El placer que este hombre siente ante el sufrimiento parece no tener límites. Pero, a pesar de todos sus crueles disparates, ha de reconocérsele un mérito. Suyo es el único argumento contra el vegetarianismo capaz de hacer tartamudear hasta al más beligerante de los animalistas: si la inminente catástrofe ecológica pronto nos reducirá a todos a un estado de babeante canibalismo, ¿qué más da si llegamos ahí después una fase intermedia de abstinencia carnívora o manteniendo nuestra dieta habitual?

Linkola comparte con otros anacoretas chiflados como el terrorista Unabomber, con quien a menudo se le compara, un universo ideológico similar (el primitivismo macabro, la tecnofobia y un gusto similar para la decoración de interiores).

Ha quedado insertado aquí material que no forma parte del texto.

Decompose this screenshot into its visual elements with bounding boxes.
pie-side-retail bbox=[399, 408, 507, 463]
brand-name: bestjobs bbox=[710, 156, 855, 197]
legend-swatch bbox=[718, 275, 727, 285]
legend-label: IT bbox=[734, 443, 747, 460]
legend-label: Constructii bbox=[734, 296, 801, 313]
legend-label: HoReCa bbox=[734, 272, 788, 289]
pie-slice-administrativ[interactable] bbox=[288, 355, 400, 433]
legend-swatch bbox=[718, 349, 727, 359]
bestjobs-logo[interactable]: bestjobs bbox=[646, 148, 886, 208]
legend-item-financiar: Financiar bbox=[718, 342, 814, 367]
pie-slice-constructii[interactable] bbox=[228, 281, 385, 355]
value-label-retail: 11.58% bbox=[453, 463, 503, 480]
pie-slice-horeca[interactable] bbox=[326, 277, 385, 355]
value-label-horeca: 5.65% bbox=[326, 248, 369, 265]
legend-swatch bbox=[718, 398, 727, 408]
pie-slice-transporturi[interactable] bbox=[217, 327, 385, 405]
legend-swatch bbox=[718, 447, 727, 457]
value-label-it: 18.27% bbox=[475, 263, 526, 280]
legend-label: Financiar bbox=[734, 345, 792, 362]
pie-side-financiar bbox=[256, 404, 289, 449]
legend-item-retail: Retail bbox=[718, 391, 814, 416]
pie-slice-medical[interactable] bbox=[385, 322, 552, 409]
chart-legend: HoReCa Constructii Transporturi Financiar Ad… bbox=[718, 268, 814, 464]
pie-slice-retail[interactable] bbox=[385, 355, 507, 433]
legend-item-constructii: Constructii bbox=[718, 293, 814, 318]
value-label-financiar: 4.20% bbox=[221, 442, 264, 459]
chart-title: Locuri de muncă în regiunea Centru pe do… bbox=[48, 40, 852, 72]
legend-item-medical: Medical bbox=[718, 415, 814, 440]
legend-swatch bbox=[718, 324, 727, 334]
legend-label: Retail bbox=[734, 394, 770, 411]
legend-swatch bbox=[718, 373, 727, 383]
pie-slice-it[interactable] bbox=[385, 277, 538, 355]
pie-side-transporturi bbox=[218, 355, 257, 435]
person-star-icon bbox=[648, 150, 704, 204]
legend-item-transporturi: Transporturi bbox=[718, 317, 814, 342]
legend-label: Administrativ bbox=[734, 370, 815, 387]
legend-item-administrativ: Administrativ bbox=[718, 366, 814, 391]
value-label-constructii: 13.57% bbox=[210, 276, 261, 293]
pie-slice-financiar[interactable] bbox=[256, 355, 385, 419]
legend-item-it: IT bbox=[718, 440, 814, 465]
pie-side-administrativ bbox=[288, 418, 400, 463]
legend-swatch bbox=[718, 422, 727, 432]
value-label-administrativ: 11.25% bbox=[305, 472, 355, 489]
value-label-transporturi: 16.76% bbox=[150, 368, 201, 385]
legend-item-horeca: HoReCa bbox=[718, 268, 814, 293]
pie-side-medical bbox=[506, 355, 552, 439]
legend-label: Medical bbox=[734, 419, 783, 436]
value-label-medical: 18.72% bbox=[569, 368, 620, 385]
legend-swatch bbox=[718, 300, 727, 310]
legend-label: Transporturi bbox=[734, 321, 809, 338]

Sin embargo, el finlandés es un teórico mucho más mediocre y caprichoso que sus compañeros de cabaña. ¿Es aplicable su programa político, o se limita a presentarnos con irreprimible sadismo un catálogo de bestialidades? Sea como fuere, el ecofascismo es sólo el síntoma más espectacular de un fenómeno mucho más preocupante: la progresiva suplantación del ecologismo por una serie de derivaciones estrafalarias que haríamos bien en someter a un severo juicio. De ello depende que no se instale entre nosotros una distopía en la que tendremos que hacer frente a cosas mucho peores que Pentti Linkola.

Después de varias décadas de serias advertencias, el movimiento ecologista ha conseguido que estemos muy inquietos por la situación en la que se encuentra nuestro planeta. Parece haber, sin embargo, una enorme desproporción entre lo mucho que sabemos de la catástrofe que se avecina y lo poco que podemos hacer para remediarla. Salvo por un puñado de tímidos consejos -casi todos ellos relacionados con la abstinencia (no usar aerosoles, no viajar en coche, no comprar productos transgénicos) o con un párvulo panteísmo (ama a los animales, aliméntate del sol, ¡respeta el poder de la Semilla!)- carecemos de un programa de acción concreto y de un referente político de envergadura.